(Source: Philippine Daily Inquirer | November 25, 2017)
The Philippines is deviating from a global trend.
While many retail stores elsewhere in the world are being shuttered, primarily rendered obsolete by the consumers’ growing preference for online shopping, the Philippine retail and mall scene remains robust and well poised for sustained growth.
It even continues to attract global retail giants to set up shop in the country.
Clearly, malls remain an important part of the Filipino lifestyle and continue to attract consumer traffic, deviating from the trend seen in the United States for instance, where hundreds of brick and mortar stores are being closed.
But there are a number of factors contributing to the continued popularity of shopping malls in the country.
Primarily, there remained a marginal number of Filipinos preferring or have access to online shopping. Despite the growing acceptance of online shopping in the country, only 3.5 percent of Filipino adults make purchases online, said Colliers International Philippines, citing data from the World Bank Global Financial Index.
Only 2.2 percent use a credit card to make payments; while a mere 4.2 percent have mobile accounts, it added.
On the retailer side, it has also become more attractive to set up shop in the Philippines.

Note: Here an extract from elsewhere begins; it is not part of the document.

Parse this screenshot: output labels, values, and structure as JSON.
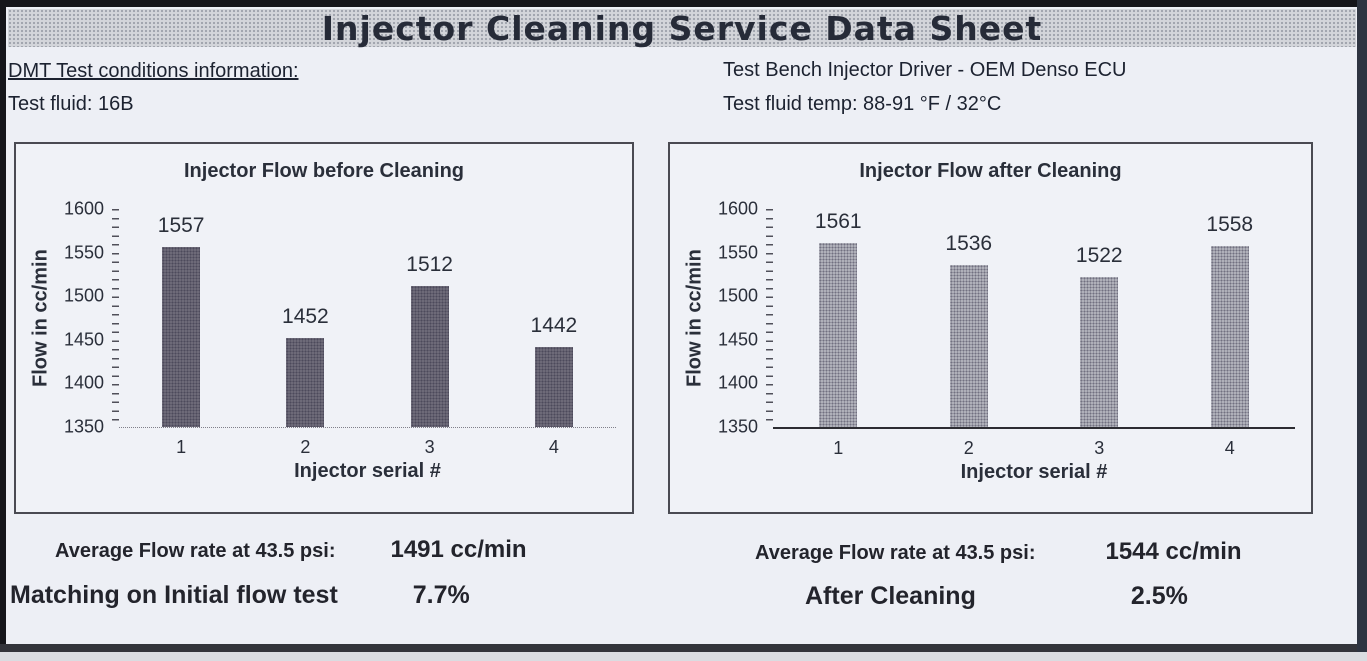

Given a robust local economy and a growing middle class, more Filipinos have stronger purchasing power than five or 10 years ago. And if the first package of the proposed tax reform program will be passed into law, Filipinos’ per capita incomes and purchasing power are expected to increase anew given the expected reduction of income tax rates.

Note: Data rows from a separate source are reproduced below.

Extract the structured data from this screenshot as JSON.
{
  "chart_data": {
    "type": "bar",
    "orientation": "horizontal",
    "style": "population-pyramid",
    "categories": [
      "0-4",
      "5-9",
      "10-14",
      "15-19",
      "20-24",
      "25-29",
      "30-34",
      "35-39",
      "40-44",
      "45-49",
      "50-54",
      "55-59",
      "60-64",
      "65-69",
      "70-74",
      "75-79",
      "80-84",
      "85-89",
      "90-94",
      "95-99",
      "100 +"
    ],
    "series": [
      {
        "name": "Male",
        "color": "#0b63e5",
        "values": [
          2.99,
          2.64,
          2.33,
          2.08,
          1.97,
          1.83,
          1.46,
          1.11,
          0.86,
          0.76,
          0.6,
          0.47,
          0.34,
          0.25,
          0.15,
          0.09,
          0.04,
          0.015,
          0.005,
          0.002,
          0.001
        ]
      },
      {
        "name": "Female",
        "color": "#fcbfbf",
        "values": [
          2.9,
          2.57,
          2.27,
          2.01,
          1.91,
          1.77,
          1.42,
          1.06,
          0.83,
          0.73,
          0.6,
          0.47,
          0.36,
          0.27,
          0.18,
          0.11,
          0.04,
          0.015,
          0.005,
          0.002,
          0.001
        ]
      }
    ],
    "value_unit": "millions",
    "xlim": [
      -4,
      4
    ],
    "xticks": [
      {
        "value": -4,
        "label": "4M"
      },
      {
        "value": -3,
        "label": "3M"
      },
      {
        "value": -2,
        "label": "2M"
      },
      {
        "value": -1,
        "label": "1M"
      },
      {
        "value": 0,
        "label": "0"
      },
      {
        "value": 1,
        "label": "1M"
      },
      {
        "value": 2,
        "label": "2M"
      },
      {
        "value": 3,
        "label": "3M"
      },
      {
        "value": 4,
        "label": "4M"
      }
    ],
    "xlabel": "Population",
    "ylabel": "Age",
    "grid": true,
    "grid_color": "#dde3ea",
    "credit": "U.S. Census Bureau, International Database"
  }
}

Colliers further pointed out that the government had said it would reduce the minimum paid up capital required for foreign retailers to open shop in the country to only $200,000 from the current $2.5 million.
This will take effect once the government releases the next Foreign Investment Negative List (FINL) by the end of the year. The FINL specifies the investment areas that are restricted to foreigners.

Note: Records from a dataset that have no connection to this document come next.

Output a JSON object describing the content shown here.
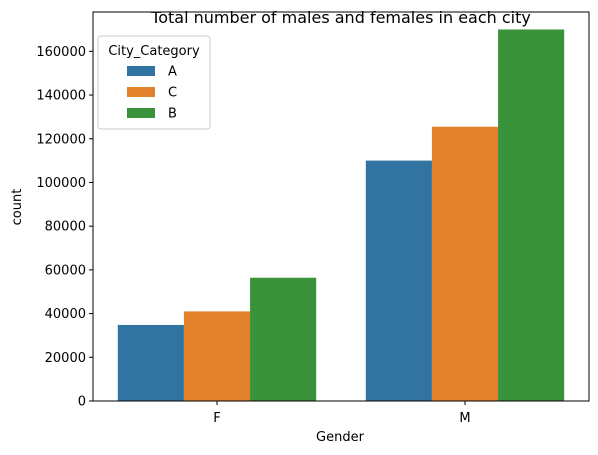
{
  "chart_data": {
    "type": "bar",
    "title": "Total number of males and females in each city",
    "xlabel": "Gender",
    "ylabel": "count",
    "categories": [
      "F",
      "M"
    ],
    "series": [
      {
        "name": "A",
        "color": "#3274a1",
        "values": [
          34800,
          110000
        ]
      },
      {
        "name": "C",
        "color": "#e1812c",
        "values": [
          41000,
          125500
        ]
      },
      {
        "name": "B",
        "color": "#3a923a",
        "values": [
          56400,
          170000
        ]
      }
    ],
    "ylim": [
      0,
      178000
    ],
    "yticks": [
      0,
      20000,
      40000,
      60000,
      80000,
      100000,
      120000,
      140000,
      160000
    ],
    "legend": {
      "title": "City_Category",
      "placement": "top-left"
    },
    "grid": false
  }
}
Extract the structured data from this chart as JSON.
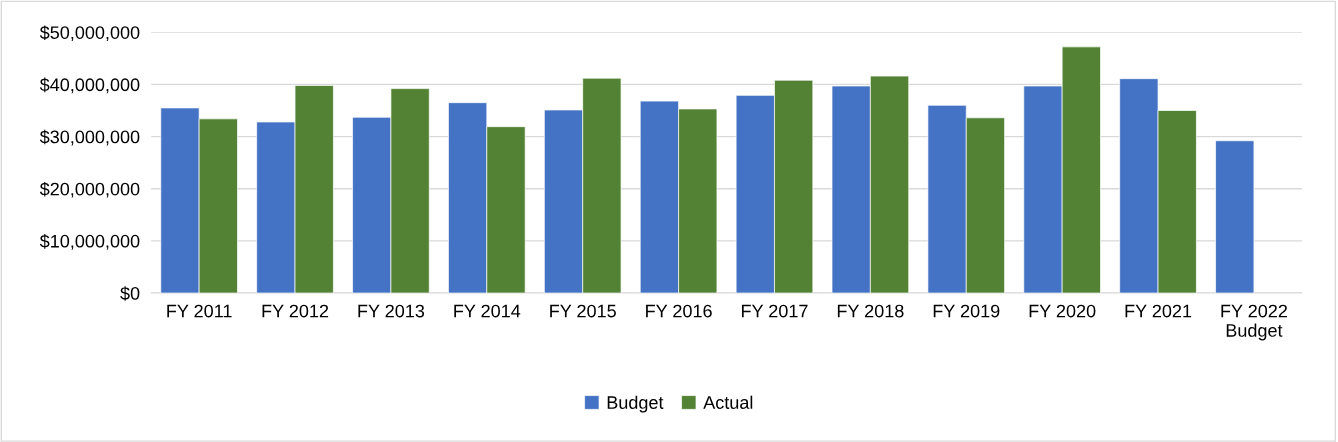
{
  "chart_data": {
    "type": "bar",
    "categories": [
      "FY 2011",
      "FY 2012",
      "FY 2013",
      "FY 2014",
      "FY 2015",
      "FY 2016",
      "FY 2017",
      "FY 2018",
      "FY 2019",
      "FY 2020",
      "FY 2021",
      "FY 2022\nBudget"
    ],
    "series": [
      {
        "name": "Budget",
        "color": "#4472c4",
        "values": [
          35500000,
          32800000,
          33700000,
          36500000,
          35100000,
          36800000,
          37900000,
          39700000,
          36000000,
          39700000,
          41100000,
          29200000
        ]
      },
      {
        "name": "Actual",
        "color": "#548235",
        "values": [
          33400000,
          39800000,
          39200000,
          31900000,
          41200000,
          35300000,
          40800000,
          41600000,
          33600000,
          47200000,
          35000000,
          null
        ]
      }
    ],
    "ylim": [
      0,
      50000000
    ],
    "yticks": [
      {
        "value": 0,
        "label": "$0"
      },
      {
        "value": 10000000,
        "label": "$10,000,000"
      },
      {
        "value": 20000000,
        "label": "$20,000,000"
      },
      {
        "value": 30000000,
        "label": "$30,000,000"
      },
      {
        "value": 40000000,
        "label": "$40,000,000"
      },
      {
        "value": 50000000,
        "label": "$50,000,000"
      }
    ],
    "grid": "y",
    "legend": "bottom"
  }
}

The government’s move should enable the entry of more foreign retailers especially those into food and beverage industry and home furnishing, as these are the two segments still dominated by local players, Colliers said.
Colliers added that the Board of Investments has also earlier approved the application of global home furnishing giant IKEA to enter the Philippine market. The firm will be competing against foreign retailers already present here such as Pottery Barn, West Elm, Crate and Barrel, and H & M Home as well as homegrown brands such as SM’s Our Home and Vista Mall’s AllHome.
This is why in the Philippines, online shopping and social media platforms are rather being used by many developers and retailers to complement their physical stores. Here are a few thoughts from Colliers as to how mall operators and retailers maximize the benefits of e-commerce:
Operators and retailers should ramp up the security features of their online sites. If they do so, customers wary of hacking will be encouraged to use their credit cards, debit cards, and mobile wallets more frequently for online transactions.
Operators trying to develop their online shops should consider giving priority to clothing and accessories as these are the most visited categories, according to a Mastercard Online Shopping Survey.
Online supermarkets, which cater to working mothers and highly mobile millennial consumers, are the second-most visited segments. We expect online shopping to thrive over the near to medium term given the private telecommunications firms’ efforts to improve internet connectivity in the country and the government’s rolling out of free internet in public places.
Physical and online stores can also complement each other during holiday sales. The typically heavy traffic within Metro Manila is exacerbated by the holiday shopping rush, prompting some consumers to stay at home and purchase items online. Brick-and-mortar malls can maximize their partnership with e-commerce sites by offering their discounted items online.
With adequate online shopping and logistics services, mall operators can empower Filipinos working in Metro Manila and overseas to shop online and have their family members pick up their groceries in physical stores nearest to them.